Jimmy Eat World not stuck in 'The Middle'
By Carole Giambalvo, tbt* writer
Published November 30, 2007
Shortly after Capitol Records dropped Jimmy Eat World from its label in 1999, the group went on to sell more than 1 million copies of its self-titled album.
But JEW (yes, they do use the acronym) has never seemed the type to brag. Instead, the Arizona rockers have built their 15-year career on playing good, honest rock songs with conviction, like The Middle, Sweetness and Lucky Denver Mint.
Oh, and they also play weddings.
Expect much more than the chicken dance when JEW plays as one of the headlining acts at the 97X Next Big Thing concert on Sunday. Tbt* caught up with bassist Rick Burch by phone.
Just about seven years ago when The Middle was getting heavy play, I first heard the word "emo" being used to describe your genre. Now in 2007, I'm not really even sure what the word describes. But if it means simply "emotional" music, then would you say that's what you play?
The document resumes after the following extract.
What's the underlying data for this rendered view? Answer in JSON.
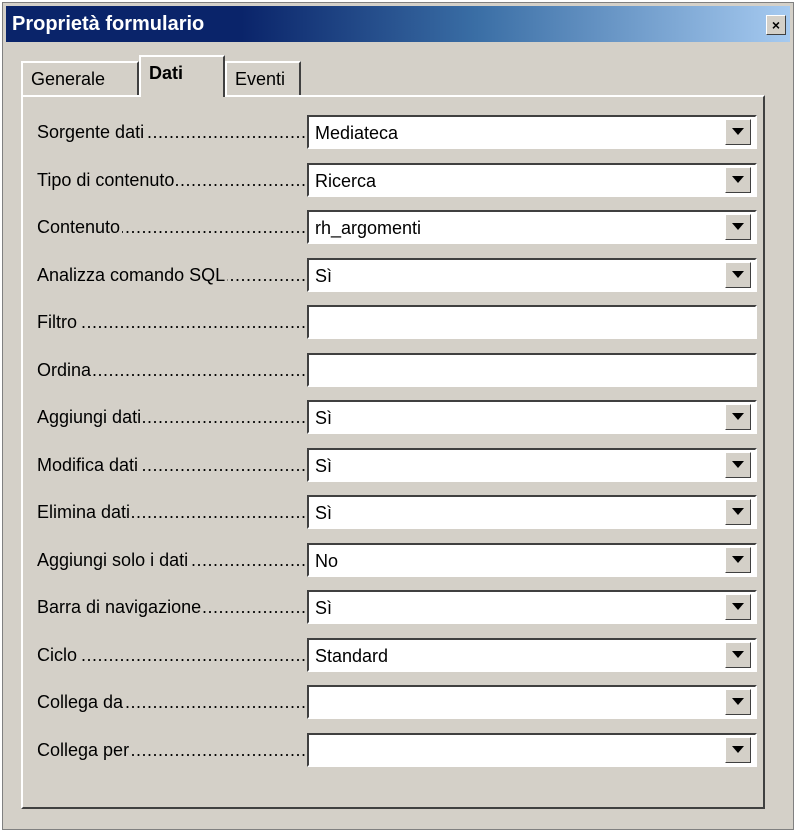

No, we just play rock and roll. It's totally unfair to have a certain genre labeled "emotional" music, because isn't all music emotional? It's kind of a silly thing that I think some journalist came up with because they wanted a catchphrase to describe something they didn't fully understand. And it kind of stuck.
Angels and Airwaves will be playing alongside you here at NBT7. Singer Tom DeLonge says Jimmy Eat World has been one of his biggest musical influences since high school. And as I understand it, you even played at Tom's wedding?
Yes we did! Tom's a great guy. We've been fortunate to be able spend time on the road with them. The first time we actually met was in like '97 or something - we played the same show in Denver in some warehouse. We've kept in touch ever since.
You were scheduled to play on Letterman recently, but the show was canceled due to the writers' strike. As a songwriter, how do you feel about the situation?
We totally understand. They have rights, too. When a lot of them did sign their contracts, it was before all of these methods of distribution were established, so they had no idea that they needed a clause. We need to update everything so everyone's compensated properly.
Can you tell me a little about your new album, Chase This Light?
We recorded in our own home studio. It was a lot of fun doing it that way. It was just really relaxed and comfortable, not worrying about the studio time clicking away and that every minute costs so much. And we were able to go recharge our batteries in our homes as opposed to living in a hotel for six months or so. Plus we had absolutely every instrument and noisemaker that we owned plugged in, turned on and ready to go. It was really cool.
How did you come to choose the production team of Chris Testa, best known for his work with the Dixie Chicks, and Butch Vig, the drummer for Garbage?
We actually met Chris when he was working with a band in another room of the same studio we were in. We became good friends and he's a great engineer ... but it was different because we produced this album ourselves. We had Butch Vig as an executive producer - his role wasn't in the studio everyday. We would send Butch samples of what we were doing every couple of days. It was really cool to have that outside opinion, because sometimes you're so in the trenches of working on something that you lose sight of that original goal that you had set out for the song. You get lost in it. And having him being on the outside, he was able to be like, "No, you guys are totally chasing something that's not even important to the picture," and put us back on target.
You've toured with a lot of bands over the years. Can you share any personal highlights?
Yeah there's been a lot. The Weezer tour - it was really cool to play with those guys. And Tenacious D was awesome to see, really hilarious. That is who they are even hanging out. It's on all the time. (laughs) Being able to meet and play with Green Day was awesome, too. I've been big fans of theirs since I was a little kid. Just playing for fans - even the shows that we're doing right now, it's so much fun. It's an honor - people could be doing anything, but they choose to spend their night with us.